The place was, in another life, Butler’s Dining Room, an apparently excellent but basic working man’s cafe which shut during the early Nineties.

Its most famous dish was a monstrous cow pie, said by staff to be a favourite feed with chaps seeking a snack before heading across the road to the Jessop Hospital’s fertility unit to provide a, er, sample.

Unfortunately, it remains unclear why Sheffield representatives took Picasso there – or, indeed, if the legendary Spanish artist tried the cow pie.

AND another correspondent – we’ll save his blushes and not name him – wonders why The Diary feature on Joseph Mather didn’t include a photo.

He died in 1804.

Perhaps he meant a picture or painting. For the record, it seems none exist of the Sheffield hero.

FROM one red face to another: your correspondent.

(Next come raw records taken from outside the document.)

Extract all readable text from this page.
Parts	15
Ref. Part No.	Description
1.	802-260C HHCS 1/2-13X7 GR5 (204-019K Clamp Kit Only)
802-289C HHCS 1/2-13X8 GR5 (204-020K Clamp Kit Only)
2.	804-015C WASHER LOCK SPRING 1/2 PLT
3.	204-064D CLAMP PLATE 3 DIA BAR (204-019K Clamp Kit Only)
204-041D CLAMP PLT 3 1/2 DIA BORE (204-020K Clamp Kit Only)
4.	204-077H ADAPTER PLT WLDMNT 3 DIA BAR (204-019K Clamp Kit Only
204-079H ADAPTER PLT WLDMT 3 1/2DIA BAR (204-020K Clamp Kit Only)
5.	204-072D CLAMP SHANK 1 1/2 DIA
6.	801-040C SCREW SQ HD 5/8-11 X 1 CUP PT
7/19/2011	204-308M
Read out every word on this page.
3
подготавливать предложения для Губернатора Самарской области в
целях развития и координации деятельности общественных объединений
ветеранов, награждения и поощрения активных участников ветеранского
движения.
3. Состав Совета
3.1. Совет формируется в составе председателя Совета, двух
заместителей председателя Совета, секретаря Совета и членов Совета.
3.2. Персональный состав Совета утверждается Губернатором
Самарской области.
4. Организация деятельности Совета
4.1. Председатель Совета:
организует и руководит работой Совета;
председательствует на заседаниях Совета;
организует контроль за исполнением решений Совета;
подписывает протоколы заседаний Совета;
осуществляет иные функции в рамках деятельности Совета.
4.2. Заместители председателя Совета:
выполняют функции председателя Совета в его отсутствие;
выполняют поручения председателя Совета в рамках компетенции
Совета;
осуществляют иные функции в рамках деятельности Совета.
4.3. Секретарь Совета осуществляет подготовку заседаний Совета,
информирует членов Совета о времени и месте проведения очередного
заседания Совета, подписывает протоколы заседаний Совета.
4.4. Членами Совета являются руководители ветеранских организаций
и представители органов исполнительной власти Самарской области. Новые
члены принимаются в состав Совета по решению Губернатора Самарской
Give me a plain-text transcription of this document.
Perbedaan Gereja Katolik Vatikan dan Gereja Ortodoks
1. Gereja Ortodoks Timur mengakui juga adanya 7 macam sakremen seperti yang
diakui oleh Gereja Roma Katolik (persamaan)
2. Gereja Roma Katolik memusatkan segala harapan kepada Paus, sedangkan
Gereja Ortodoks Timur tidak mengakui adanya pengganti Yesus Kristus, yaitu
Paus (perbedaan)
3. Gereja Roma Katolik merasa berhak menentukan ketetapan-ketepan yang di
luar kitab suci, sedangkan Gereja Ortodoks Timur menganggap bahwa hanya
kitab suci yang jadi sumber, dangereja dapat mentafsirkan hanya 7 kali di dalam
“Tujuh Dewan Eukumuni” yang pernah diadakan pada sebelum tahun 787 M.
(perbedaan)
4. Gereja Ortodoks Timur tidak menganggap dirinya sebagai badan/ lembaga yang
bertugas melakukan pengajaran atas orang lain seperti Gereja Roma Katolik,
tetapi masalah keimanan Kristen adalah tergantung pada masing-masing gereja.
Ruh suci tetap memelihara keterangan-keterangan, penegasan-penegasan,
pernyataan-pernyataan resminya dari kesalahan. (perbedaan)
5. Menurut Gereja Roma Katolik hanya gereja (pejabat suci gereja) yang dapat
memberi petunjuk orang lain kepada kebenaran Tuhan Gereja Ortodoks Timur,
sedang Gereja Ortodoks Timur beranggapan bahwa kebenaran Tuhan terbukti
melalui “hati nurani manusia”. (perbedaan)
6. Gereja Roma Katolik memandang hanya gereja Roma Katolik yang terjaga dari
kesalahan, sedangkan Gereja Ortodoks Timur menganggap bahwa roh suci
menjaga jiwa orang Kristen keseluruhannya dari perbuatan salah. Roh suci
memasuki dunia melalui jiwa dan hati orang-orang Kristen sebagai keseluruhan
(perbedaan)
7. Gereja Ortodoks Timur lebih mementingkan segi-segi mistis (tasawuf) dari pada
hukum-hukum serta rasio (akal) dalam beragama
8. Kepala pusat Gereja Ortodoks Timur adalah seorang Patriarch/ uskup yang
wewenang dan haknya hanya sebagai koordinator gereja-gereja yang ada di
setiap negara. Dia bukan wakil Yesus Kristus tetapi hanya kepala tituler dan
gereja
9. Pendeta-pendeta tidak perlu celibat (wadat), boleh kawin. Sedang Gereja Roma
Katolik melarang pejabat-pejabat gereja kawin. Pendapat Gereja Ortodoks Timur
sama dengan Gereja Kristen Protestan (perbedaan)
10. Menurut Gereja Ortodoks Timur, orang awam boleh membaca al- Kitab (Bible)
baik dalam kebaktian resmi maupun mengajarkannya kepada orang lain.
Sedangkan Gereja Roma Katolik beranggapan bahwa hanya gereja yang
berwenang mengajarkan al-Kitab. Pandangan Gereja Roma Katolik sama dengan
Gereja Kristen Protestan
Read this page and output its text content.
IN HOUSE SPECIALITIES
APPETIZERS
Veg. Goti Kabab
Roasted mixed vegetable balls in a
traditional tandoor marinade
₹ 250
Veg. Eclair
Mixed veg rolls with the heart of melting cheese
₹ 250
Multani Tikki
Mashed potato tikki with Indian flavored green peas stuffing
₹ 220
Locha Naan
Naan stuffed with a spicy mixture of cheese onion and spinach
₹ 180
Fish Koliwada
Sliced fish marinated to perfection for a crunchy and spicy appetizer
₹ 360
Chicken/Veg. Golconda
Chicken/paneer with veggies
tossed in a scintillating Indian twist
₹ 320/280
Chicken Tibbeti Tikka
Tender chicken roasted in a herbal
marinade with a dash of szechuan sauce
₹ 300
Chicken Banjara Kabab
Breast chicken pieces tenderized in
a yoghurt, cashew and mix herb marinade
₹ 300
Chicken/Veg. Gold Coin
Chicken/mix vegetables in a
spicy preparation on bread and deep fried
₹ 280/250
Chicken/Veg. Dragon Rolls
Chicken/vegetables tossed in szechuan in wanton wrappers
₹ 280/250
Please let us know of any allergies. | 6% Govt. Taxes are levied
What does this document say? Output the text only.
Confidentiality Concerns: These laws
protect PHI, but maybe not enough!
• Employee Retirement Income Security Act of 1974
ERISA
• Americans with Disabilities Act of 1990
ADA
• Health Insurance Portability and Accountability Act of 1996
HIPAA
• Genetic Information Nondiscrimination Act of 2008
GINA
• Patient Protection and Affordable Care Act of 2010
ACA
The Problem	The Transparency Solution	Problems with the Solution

It was said in that same article that the upcoming Mather tribute night – when six Sheffield musicians will be playing the great man’s songs – would be taking place at Shakespeares pub, in Gibraltar Street, on Saturday.

In fact, it’s Friday night.

Saturday looks pretty good itself, though. Then The Young ’Uns are playing supported by The Old ’Uns.

AND finally, nice to hear Easter is being well celebrated at Sheffield University.

Staff in several departments have organised a Secret Bunny (think Secret Santa) this year.

There’s a slight break with tradition, though, in that participants will be told who is buying for them – and asked to write down what present they want.

“As most people have asked for beer or wine,” says our insider, “It’s less a Secret Bunny, more simply asking a colleague to nip to the offy for you.”

On which note, a very happy Easter to all Diary readers.